The title is SEO bait – you can’t do it. We’ve seen a few recurring patterns trying to achieve similar – and I thought I would share with you my favorite two:
Option #1: Use a table to insert into, and grab the insert_id:
CREATE TABLE option1 (id int not null primary key auto_increment) engine=innodb;
# each insert does one operations to get the value:
INSERT INTO option1 VALUES (NULL);
Option #2: Use a table with one just row:
CREATE TABLE option2 (id int not null primary key) engine=innodb;
INSERT INTO option2 VALUES (1); # start from 1
# each insert does two operations to get the value:
UPDATE option2 SET id=@id:=id+1;
So which is better? I don’t think it’s that easy to tell at a first glance, since option 2 does look more elegant – but if the next value is fetched as part of a transaction – I can see a potential for many other transactions to back up waiting on a lock (more on that in a second).
To start with a naive test, I booted two EC2 small instances in the same availability zone. Ping times are ~0.5ms between nodes. –skip-name resolve is enabled on the server. There is some skew from the machine being virtualized. My simulation is:
- Create a new sequence value
- insert into another table
The testing options are:
- Option 1 – auto_commit each statement
- Option 2 – auto_commit each statement
- Option 1 – nest each loop in a transaction
- Option 2 – nest each loop in a transaction
The raw results are:
option1 usetransactions =19 seconds for x10000 iterations.
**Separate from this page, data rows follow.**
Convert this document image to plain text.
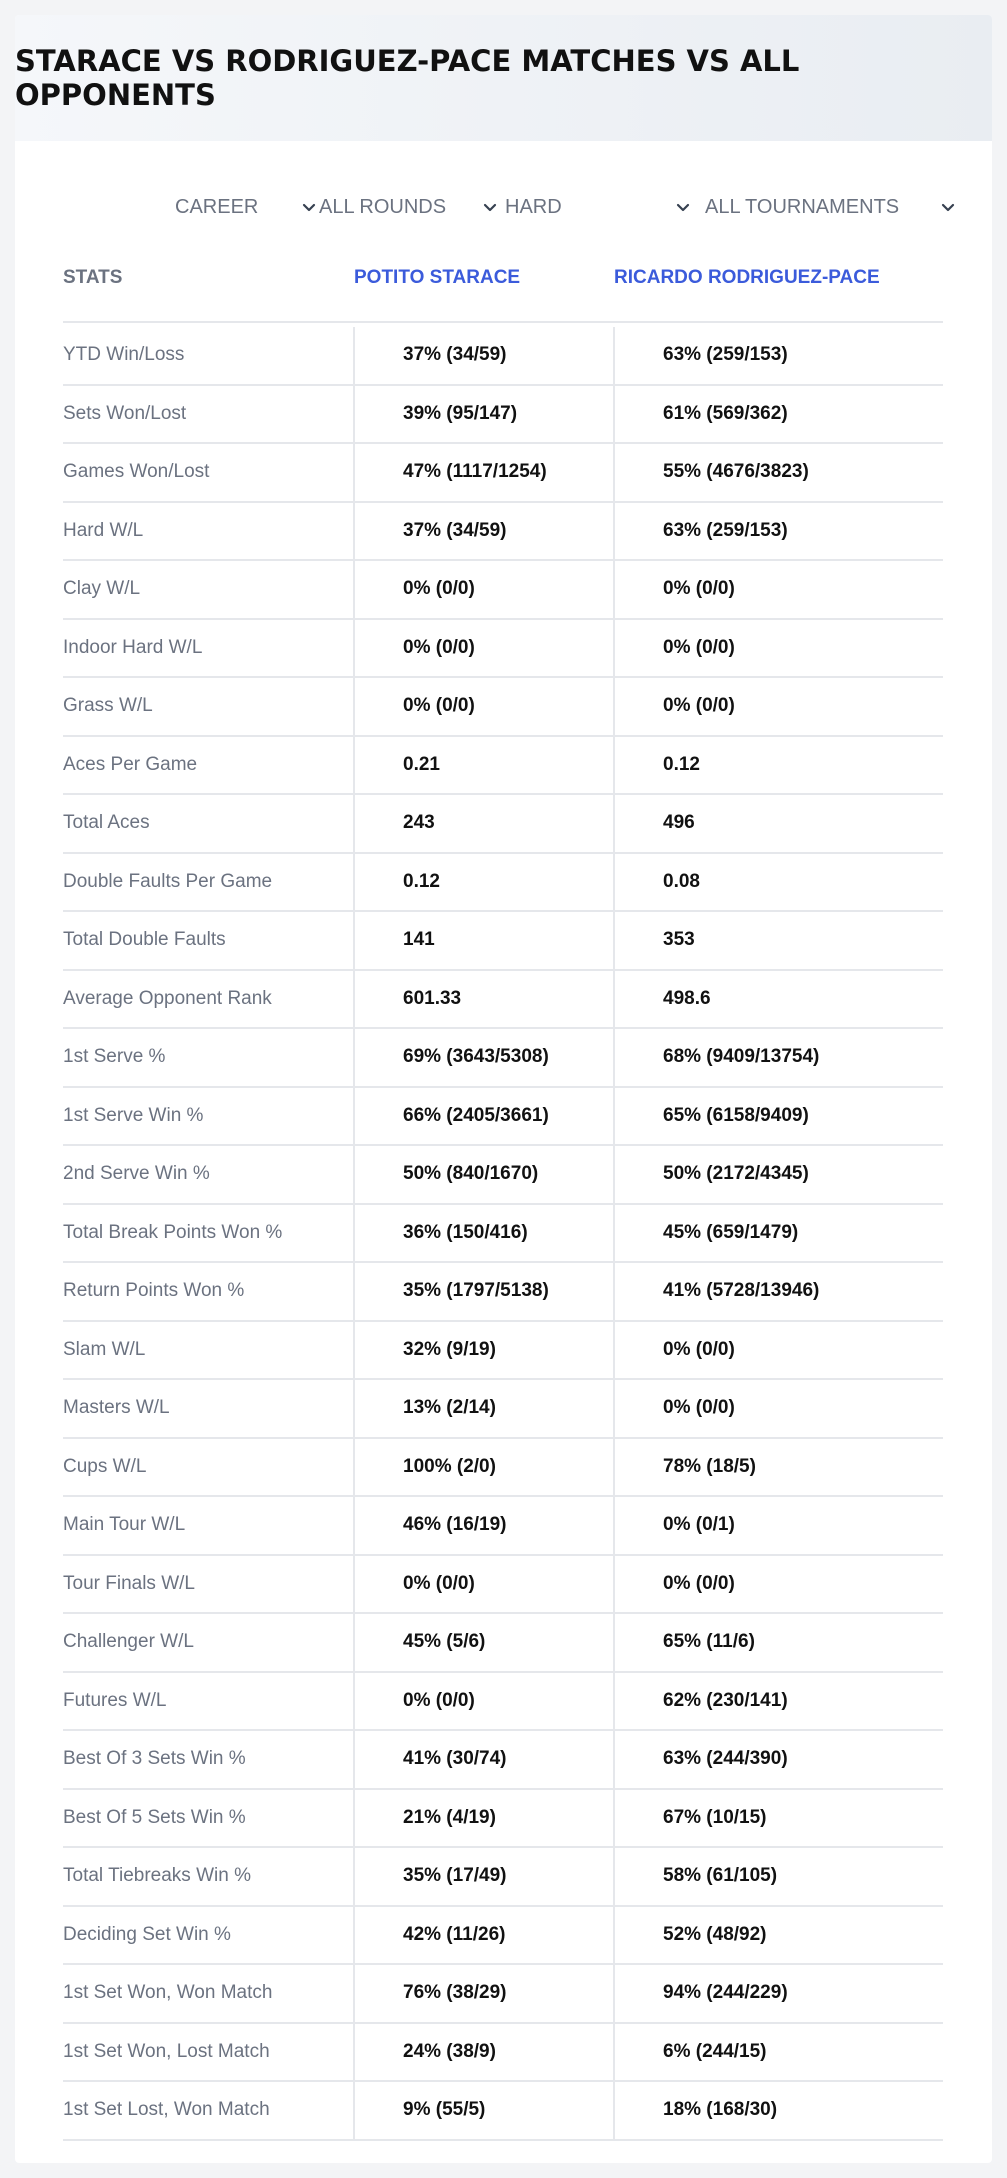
STARACE VS RODRIGUEZ-PACE MATCHES VS ALL OPPONENTS
CAREER	ALL ROUNDS	HARD	ALL TOURNAMENTS
STATS	POTITO STARACE	RICARDO RODRIGUEZ-PACE
YTD Win/Loss	37% (34/59)	63% (259/153)
Sets Won/Lost	39% (95/147)	61% (569/362)
Games Won/Lost	47% (1117/1254)	55% (4676/3823)
Hard W/L	37% (34/59)	63% (259/153)
Clay W/L	0% (0/0)	0% (0/0)
Indoor Hard W/L	0% (0/0)	0% (0/0)
Grass W/L	0% (0/0)	0% (0/0)
Aces Per Game	0.21	0.12
Total Aces	243	496
Double Faults Per Game	0.12	0.08
Total Double Faults	141	353
Average Opponent Rank	601.33	498.6
1st Serve %	69% (3643/5308)	68% (9409/13754)
1st Serve Win %	66% (2405/3661)	65% (6158/9409)
2nd Serve Win %	50% (840/1670)	50% (2172/4345)
Total Break Points Won %	36% (150/416)	45% (659/1479)
Return Points Won %	35% (1797/5138)	41% (5728/13946)
Slam W/L	32% (9/19)	0% (0/0)
Masters W/L	13% (2/14)	0% (0/0)
Cups W/L	100% (2/0)	78% (18/5)
Main Tour W/L	46% (16/19)	0% (0/1)
Tour Finals W/L	0% (0/0)	0% (0/0)
Challenger W/L	45% (5/6)	65% (11/6)
Futures W/L	0% (0/0)	62% (230/141)
Best Of 3 Sets Win %	41% (30/74)	63% (244/390)
Best Of 5 Sets Win %	21% (4/19)	67% (10/15)
Total Tiebreaks Win %	35% (17/49)	58% (61/105)
Deciding Set Win %	42% (11/26)	52% (48/92)
1st Set Won, Won Match	76% (38/29)	94% (244/229)
1st Set Won, Lost Match	24% (38/9)	6% (244/15)
1st Set Lost, Won Match	9% (55/5)	18% (168/30)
option1 ignoretransactions = 13 seconds for x10000 iterations.
option2 usetransactions = 27 seconds for x10000 iterations.
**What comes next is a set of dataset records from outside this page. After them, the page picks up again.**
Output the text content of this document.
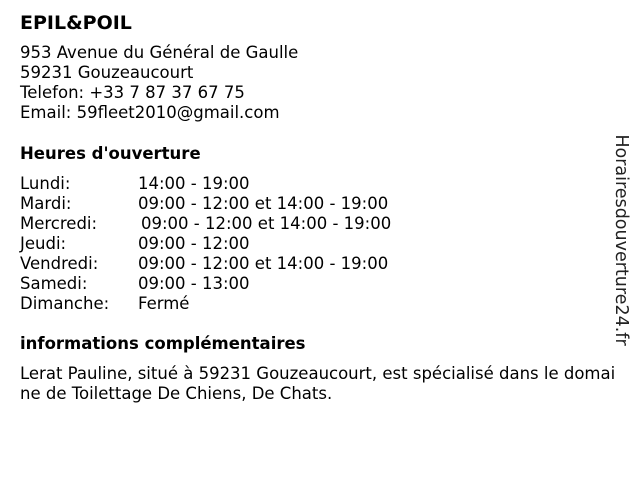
EPIL&POIL
953 Avenue du Général de Gaulle
59231 Gouzeaucourt
Telefon: +33 7 87 37 67 75
Email: 59fleet2010@gmail.com
Heures d'ouverture
Lundi:	14:00 - 19:00
Mardi:	09:00 - 12:00 et 14:00 - 19:00
Mercredi:	09:00 - 12:00 et 14:00 - 19:00
Jeudi:	09:00 - 12:00
Vendredi: 09:00 - 12:00 et 14:00 - 19:00
Samedi:	09:00 - 13:00
Dimanche: Fermé
informations complémentaires

Lerat Pauline, situé à 59231 Gouzeaucourt, est spécialisé dans le domaine de Toilettage De Chiens, De Chats.

Horairesdouverture24.fr
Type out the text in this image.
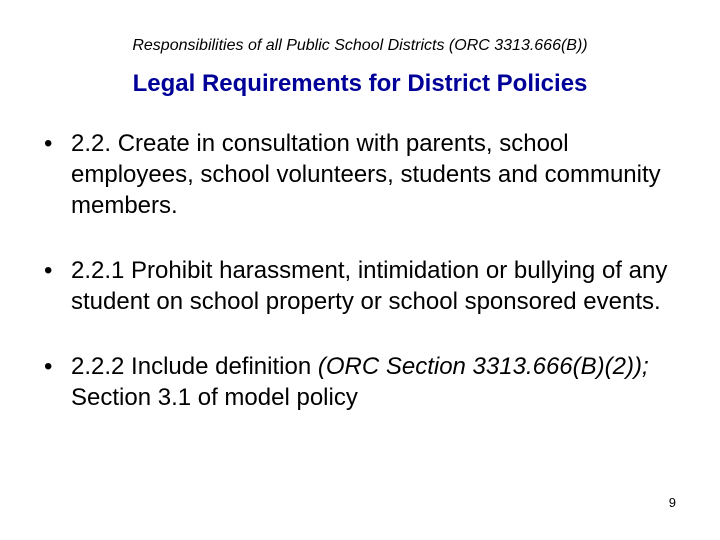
Responsibilities of all Public School Districts (ORC 3313.666(B))
Legal Requirements for District Policies
• 2.2. Create in consultation with parents, school employees, school volunteers, students and community members.
• 2.2.1 Prohibit harassment, intimidation or bullying of any student on school property or school sponsored events.
• 2.2.2 Include definition (ORC Section 3313.666(B)(2)); Section 3.1 of model policy
9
option2 ignoretransactions =22 seconds for x10000 iterations.
Alright – option1 seems quicker. The problem is that to be like most applications, we can’t really tell until a little concurrency is applied. Using only the “transactional” test in a few more concurrency options:
Option #1 starts to flatten out after 4 threads – and this is probably just because the machine I am running it against has 1 CPU. Option #2 stays flat the whole time.. and while we are running it, most of the threads are perpetually in a state of ‘Searching rows for update’ – which is what I suspect is better described as waiting on a lock.
Option #2 will likely scale better in auto_commit, since locks are held for the duration of a transaction, but this is not always possible to do if you have already started modifying data before you need an auto_increment number but you do not want to commit yet.